Pengasuh Ponpes Darul Falah Jekulo Kudus, KH Ahmad Badawi Basyir
Pengasuh Ponpes Darul Falah Jekulo Kudus, KH Ahmad Badawi Basyir

Semarang, Aktual.com — Para kiai dan nyai pengasuh pondok pesantren mengusulkan batas usia pernikahan bagi perempuan dinaikkan menjadi dua tahun dari sebelumnya 16 tahun. Mereka yang tergabung dalam organisasi Musyawarah Pengasuh Pondok Pesantren Indonesia (MP31) merekomendasikan agar ada perubahan pasal undang-undang Perkawinan No 1 tahun 1974.

Rekomendasi itu merupakandari hasil workshop dan bahsul masa’il yang digelar di Hotel Horison Semarang, sejak 22-24 April 2016.

Menurut Dewan Pembina MP3I KH Ahmad Badawi Basyir, batas usia menikah itu diputuskan setelah banyak membertimbangkan aspek, terutama fiqih, kesehatan, maupun psikologis.

Menurut dia, usia nikah 16 tahun bagi perempuan itu rawan masalah, banyak mudhorot (kerugian) dan tidak sesuai dengan definisi anak yang telah ditetapkan secara internasional yaitu 18 tahun. “Para kiai sepakat mengusulkan batas usia perempuan diijinkan nikah adalah 18 tahun,” tuturnya.

Pengasuh Ponpes Darul Falah Jekulo Kudus ini menjelaskan, sebelum memutuskan rekomendasi tersebut, para peserta bahsul masail telah mendengar paparan dari pemerintah. Yaitu dari Kementerian Pendidikan dan Kebudayaan, Kementerian Tenaga Kerja dan Transmigrasi, Kementerian Pemberdayaan Perempuan dan Anak, dan Kementerian Kesehatan. Serta telah mendengar penjelasan dari pakar psikologi.

“Kami telah mendengarkan paparan dari berbagai pihak, bahwa perkawinan usia anak, yakni di bawah 18 tahun, itu banyak resiko kesehatan dan kejiwaan,” beber dia.

Lebih lanjut ia menerangkan,  disyariatkannya agama Islam itu tujuan akhirnya untuk maslahatul ummah (kebaikan umat). Negara dalam kewajibannya melayani warga juga harus berorientasi kebaikan warganya. Maka menikah harus diupayakan saat seseorang telah dewasa. Dan dewasa menurut yang berlaku di dunia saat ini adalah saat orang berusia 18 atau lebih.

“Definisi fiqih tentang baas nikah adalah telah bulugh (baligh), yakni berfungsinya organ reproduksi, itu perlu ditinjau ulang demi mengupayakan maslahat,” paparnya.
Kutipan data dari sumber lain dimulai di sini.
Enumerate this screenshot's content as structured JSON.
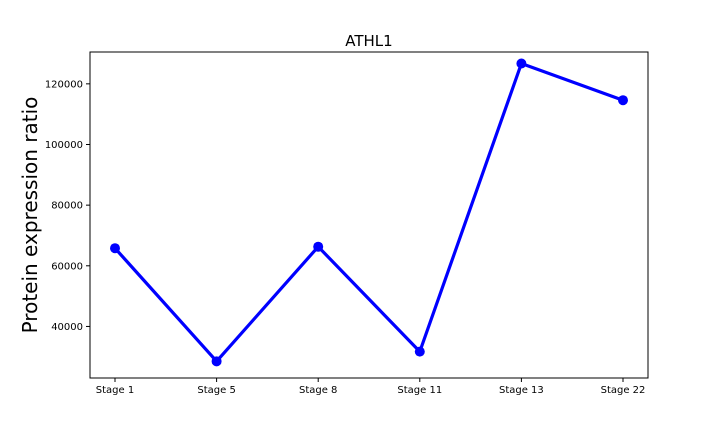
{
  "chart_data": {
    "type": "line",
    "title": "ATHL1",
    "xlabel": "",
    "ylabel": "Protein expression ratio",
    "categories": [
      "Stage 1",
      "Stage 5",
      "Stage 8",
      "Stage 11",
      "Stage 13",
      "Stage 22"
    ],
    "series": [
      {
        "values": [
          65800,
          28500,
          66300,
          31700,
          126700,
          114600
        ],
        "color": "#0000ff"
      }
    ],
    "yticks": [
      40000,
      60000,
      80000,
      100000,
      120000
    ],
    "ytick_labels": [
      "40000",
      "60000",
      "80000",
      "100000",
      "120000"
    ],
    "ylim": [
      23000,
      130500
    ],
    "grid": false,
    "legend": "none"
  }
}
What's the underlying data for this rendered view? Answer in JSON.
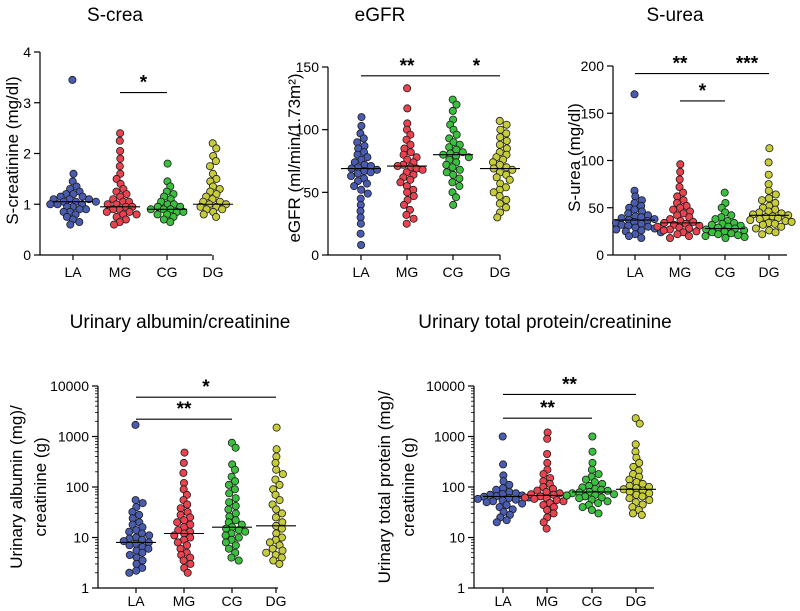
{
  "figure": {
    "group_colors": {
      "LA": "#4a5cb0",
      "MG": "#e8434f",
      "CG": "#3bbf3f",
      "DG": "#c7cc3a"
    }
  },
  "chart_data": [
    {
      "type": "scatter",
      "title": "S-crea",
      "ylabel": "S-creatinine (mg/dl)",
      "xlabel": "",
      "categories": [
        "LA",
        "MG",
        "CG",
        "DG"
      ],
      "scale": "linear",
      "ylim": [
        0,
        4
      ],
      "yticks": [
        0,
        1,
        2,
        3,
        4
      ],
      "ytick_labels": [
        "0",
        "1",
        "2",
        "3",
        "4"
      ],
      "medians": [
        1.05,
        0.95,
        0.9,
        1.0
      ],
      "series": [
        {
          "name": "LA",
          "values": [
            3.45,
            1.6,
            1.45,
            1.35,
            1.3,
            1.25,
            1.2,
            1.2,
            1.15,
            1.15,
            1.1,
            1.1,
            1.1,
            1.05,
            1.05,
            1.05,
            1.0,
            1.0,
            1.0,
            0.95,
            0.95,
            0.9,
            0.9,
            0.85,
            0.85,
            0.8,
            0.75,
            0.7,
            0.65,
            0.6
          ]
        },
        {
          "name": "MG",
          "values": [
            2.4,
            2.25,
            2.05,
            1.9,
            1.75,
            1.6,
            1.5,
            1.4,
            1.3,
            1.25,
            1.2,
            1.15,
            1.1,
            1.05,
            1.05,
            1.0,
            1.0,
            0.95,
            0.95,
            0.9,
            0.9,
            0.85,
            0.85,
            0.8,
            0.8,
            0.75,
            0.7,
            0.65,
            0.6
          ]
        },
        {
          "name": "CG",
          "values": [
            1.8,
            1.45,
            1.35,
            1.25,
            1.2,
            1.15,
            1.1,
            1.05,
            1.0,
            1.0,
            0.95,
            0.95,
            0.9,
            0.9,
            0.9,
            0.85,
            0.85,
            0.8,
            0.8,
            0.75,
            0.7,
            0.65
          ]
        },
        {
          "name": "DG",
          "values": [
            2.2,
            2.1,
            1.95,
            1.85,
            1.75,
            1.6,
            1.5,
            1.45,
            1.35,
            1.3,
            1.25,
            1.2,
            1.15,
            1.1,
            1.05,
            1.05,
            1.0,
            1.0,
            0.95,
            0.95,
            0.9,
            0.9,
            0.85,
            0.8,
            0.75
          ]
        }
      ],
      "significance": [
        {
          "from": "MG",
          "to": "CG",
          "label": "*",
          "y": 3.2
        }
      ]
    },
    {
      "type": "scatter",
      "title": "eGFR",
      "ylabel": "eGFR (ml/min/1.73m²)",
      "xlabel": "",
      "categories": [
        "LA",
        "MG",
        "CG",
        "DG"
      ],
      "scale": "linear",
      "ylim": [
        0,
        150
      ],
      "yticks": [
        0,
        50,
        100,
        150
      ],
      "ytick_labels": [
        "0",
        "50",
        "100",
        "150"
      ],
      "medians": [
        69,
        71,
        80,
        69
      ],
      "series": [
        {
          "name": "LA",
          "values": [
            110,
            103,
            97,
            93,
            90,
            87,
            85,
            82,
            80,
            78,
            76,
            74,
            72,
            71,
            70,
            69,
            68,
            67,
            66,
            65,
            63,
            61,
            59,
            57,
            55,
            52,
            49,
            45,
            40,
            35,
            30,
            25,
            17,
            8
          ]
        },
        {
          "name": "MG",
          "values": [
            133,
            117,
            105,
            100,
            96,
            92,
            88,
            85,
            82,
            80,
            78,
            76,
            74,
            72,
            71,
            70,
            69,
            68,
            66,
            64,
            62,
            60,
            58,
            55,
            52,
            50,
            47,
            44,
            40,
            36,
            32,
            29,
            25
          ]
        },
        {
          "name": "CG",
          "values": [
            124,
            120,
            115,
            108,
            104,
            100,
            96,
            93,
            90,
            88,
            86,
            84,
            82,
            81,
            80,
            79,
            78,
            76,
            74,
            72,
            70,
            68,
            66,
            64,
            61,
            58,
            55,
            50,
            46,
            40
          ]
        },
        {
          "name": "DG",
          "values": [
            107,
            104,
            100,
            97,
            94,
            91,
            88,
            85,
            82,
            80,
            78,
            76,
            74,
            72,
            70,
            69,
            68,
            66,
            64,
            62,
            60,
            57,
            54,
            52,
            50,
            47,
            44,
            41,
            38,
            34,
            30
          ]
        }
      ],
      "significance": [
        {
          "from": "LA",
          "to": "CG",
          "label": "**",
          "y": 143
        },
        {
          "from": "CG",
          "to": "DG",
          "label": "*",
          "y": 143
        }
      ]
    },
    {
      "type": "scatter",
      "title": "S-urea",
      "ylabel": "S-urea (mg/dl)",
      "xlabel": "",
      "categories": [
        "LA",
        "MG",
        "CG",
        "DG"
      ],
      "scale": "linear",
      "ylim": [
        0,
        200
      ],
      "yticks": [
        0,
        50,
        100,
        150,
        200
      ],
      "ytick_labels": [
        "0",
        "50",
        "100",
        "150",
        "200"
      ],
      "medians": [
        37,
        34,
        28,
        42
      ],
      "series": [
        {
          "name": "LA",
          "values": [
            170,
            68,
            62,
            58,
            55,
            52,
            50,
            48,
            46,
            44,
            42,
            41,
            40,
            39,
            38,
            37,
            36,
            35,
            34,
            33,
            32,
            31,
            30,
            29,
            28,
            27,
            26,
            25,
            24,
            22,
            20,
            18
          ]
        },
        {
          "name": "MG",
          "values": [
            96,
            88,
            80,
            72,
            66,
            62,
            58,
            55,
            52,
            50,
            48,
            46,
            44,
            42,
            40,
            38,
            36,
            35,
            34,
            33,
            32,
            31,
            30,
            29,
            28,
            27,
            26,
            25,
            24,
            22,
            20,
            18
          ]
        },
        {
          "name": "CG",
          "values": [
            66,
            55,
            50,
            45,
            42,
            40,
            38,
            36,
            34,
            33,
            32,
            31,
            30,
            29,
            28,
            27,
            26,
            25,
            24,
            23,
            22,
            21,
            20,
            19,
            18
          ]
        },
        {
          "name": "DG",
          "values": [
            113,
            98,
            85,
            75,
            68,
            64,
            60,
            58,
            55,
            52,
            50,
            48,
            46,
            45,
            44,
            43,
            42,
            41,
            40,
            39,
            38,
            37,
            36,
            35,
            34,
            33,
            32,
            30,
            28,
            26,
            24,
            22
          ]
        }
      ],
      "significance": [
        {
          "from": "LA",
          "to": "CG",
          "label": "**",
          "y": 192
        },
        {
          "from": "CG",
          "to": "DG",
          "label": "***",
          "y": 192
        },
        {
          "from": "MG",
          "to": "CG",
          "label": "*",
          "y": 163
        }
      ]
    },
    {
      "type": "scatter",
      "title": "Urinary albumin/creatinine",
      "ylabel": [
        "Urinary albumin (mg)/",
        "creatinine (g)"
      ],
      "xlabel": "",
      "categories": [
        "LA",
        "MG",
        "CG",
        "DG"
      ],
      "scale": "log",
      "ylim": [
        1,
        10000
      ],
      "yticks": [
        1,
        10,
        100,
        1000,
        10000
      ],
      "ytick_labels": [
        "1",
        "10",
        "100",
        "1000",
        "10000"
      ],
      "medians": [
        8,
        12,
        16,
        17
      ],
      "series": [
        {
          "name": "LA",
          "values": [
            1700,
            55,
            48,
            40,
            32,
            28,
            24,
            20,
            18,
            16,
            14,
            13,
            12,
            11,
            10,
            9.5,
            9,
            8.5,
            8,
            7.5,
            7,
            6.5,
            6,
            5.5,
            5,
            4.5,
            4,
            3.5,
            3,
            2.5,
            2.2,
            2
          ]
        },
        {
          "name": "MG",
          "values": [
            480,
            300,
            190,
            120,
            90,
            70,
            55,
            45,
            38,
            32,
            28,
            25,
            22,
            20,
            18,
            16,
            14,
            13,
            12,
            11,
            10,
            9,
            8,
            7,
            6,
            5,
            4.5,
            4,
            3.5,
            3,
            2.5,
            2
          ]
        },
        {
          "name": "CG",
          "values": [
            750,
            600,
            280,
            220,
            160,
            130,
            110,
            90,
            75,
            60,
            50,
            42,
            36,
            30,
            26,
            22,
            20,
            18,
            16,
            15,
            14,
            13,
            12,
            11,
            10,
            9,
            8,
            7,
            6,
            5,
            4,
            3.5
          ]
        },
        {
          "name": "DG",
          "values": [
            1500,
            560,
            400,
            300,
            220,
            180,
            140,
            110,
            90,
            70,
            55,
            45,
            36,
            30,
            25,
            20,
            17,
            15,
            12,
            10,
            9,
            8,
            7,
            6,
            5.5,
            5,
            4.5,
            4,
            3.5,
            3
          ]
        }
      ],
      "significance": [
        {
          "from": "LA",
          "to": "CG",
          "label": "**",
          "y": 2200
        },
        {
          "from": "LA",
          "to": "DG",
          "label": "*",
          "y": 6000
        }
      ]
    },
    {
      "type": "scatter",
      "title": "Urinary total protein/creatinine",
      "ylabel": [
        "Urinary total protein (mg)/",
        "creatinine (g)"
      ],
      "xlabel": "",
      "categories": [
        "LA",
        "MG",
        "CG",
        "DG"
      ],
      "scale": "log",
      "ylim": [
        1,
        10000
      ],
      "yticks": [
        1,
        10,
        100,
        1000,
        10000
      ],
      "ytick_labels": [
        "1",
        "10",
        "100",
        "1000",
        "10000"
      ],
      "medians": [
        65,
        68,
        80,
        90
      ],
      "series": [
        {
          "name": "LA",
          "values": [
            1000,
            280,
            170,
            130,
            110,
            95,
            88,
            80,
            75,
            72,
            70,
            68,
            66,
            64,
            62,
            60,
            58,
            56,
            54,
            52,
            50,
            47,
            44,
            40,
            36,
            32,
            28,
            25,
            22,
            20
          ]
        },
        {
          "name": "MG",
          "values": [
            1200,
            900,
            450,
            300,
            220,
            180,
            150,
            130,
            115,
            100,
            92,
            85,
            80,
            75,
            72,
            70,
            68,
            65,
            62,
            60,
            58,
            55,
            52,
            48,
            44,
            40,
            35,
            30,
            25,
            20,
            15
          ]
        },
        {
          "name": "CG",
          "values": [
            1000,
            500,
            300,
            220,
            180,
            160,
            140,
            125,
            115,
            105,
            98,
            92,
            88,
            84,
            80,
            78,
            75,
            72,
            70,
            68,
            65,
            62,
            60,
            56,
            52,
            48,
            44,
            40,
            35,
            30
          ]
        },
        {
          "name": "DG",
          "values": [
            2300,
            1800,
            700,
            500,
            380,
            300,
            250,
            210,
            180,
            160,
            140,
            125,
            115,
            105,
            100,
            95,
            90,
            85,
            80,
            75,
            70,
            65,
            60,
            55,
            50,
            45,
            40,
            35,
            30,
            28
          ]
        }
      ],
      "significance": [
        {
          "from": "LA",
          "to": "CG",
          "label": "**",
          "y": 2300
        },
        {
          "from": "LA",
          "to": "DG",
          "label": "**",
          "y": 6800
        }
      ]
    }
  ]
}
Kata dia, para peserta juga sepakat meminta pemerintah mengadakan kursus pra nikah sebagaimana di Malaysia. Pemerintah harus memastikan setiap orang siap menikah baru boleh menikah. “Ini perlu digarap oleh Kementerian Agama dan bisa melibatkan kementerian lain,” imbuhnya.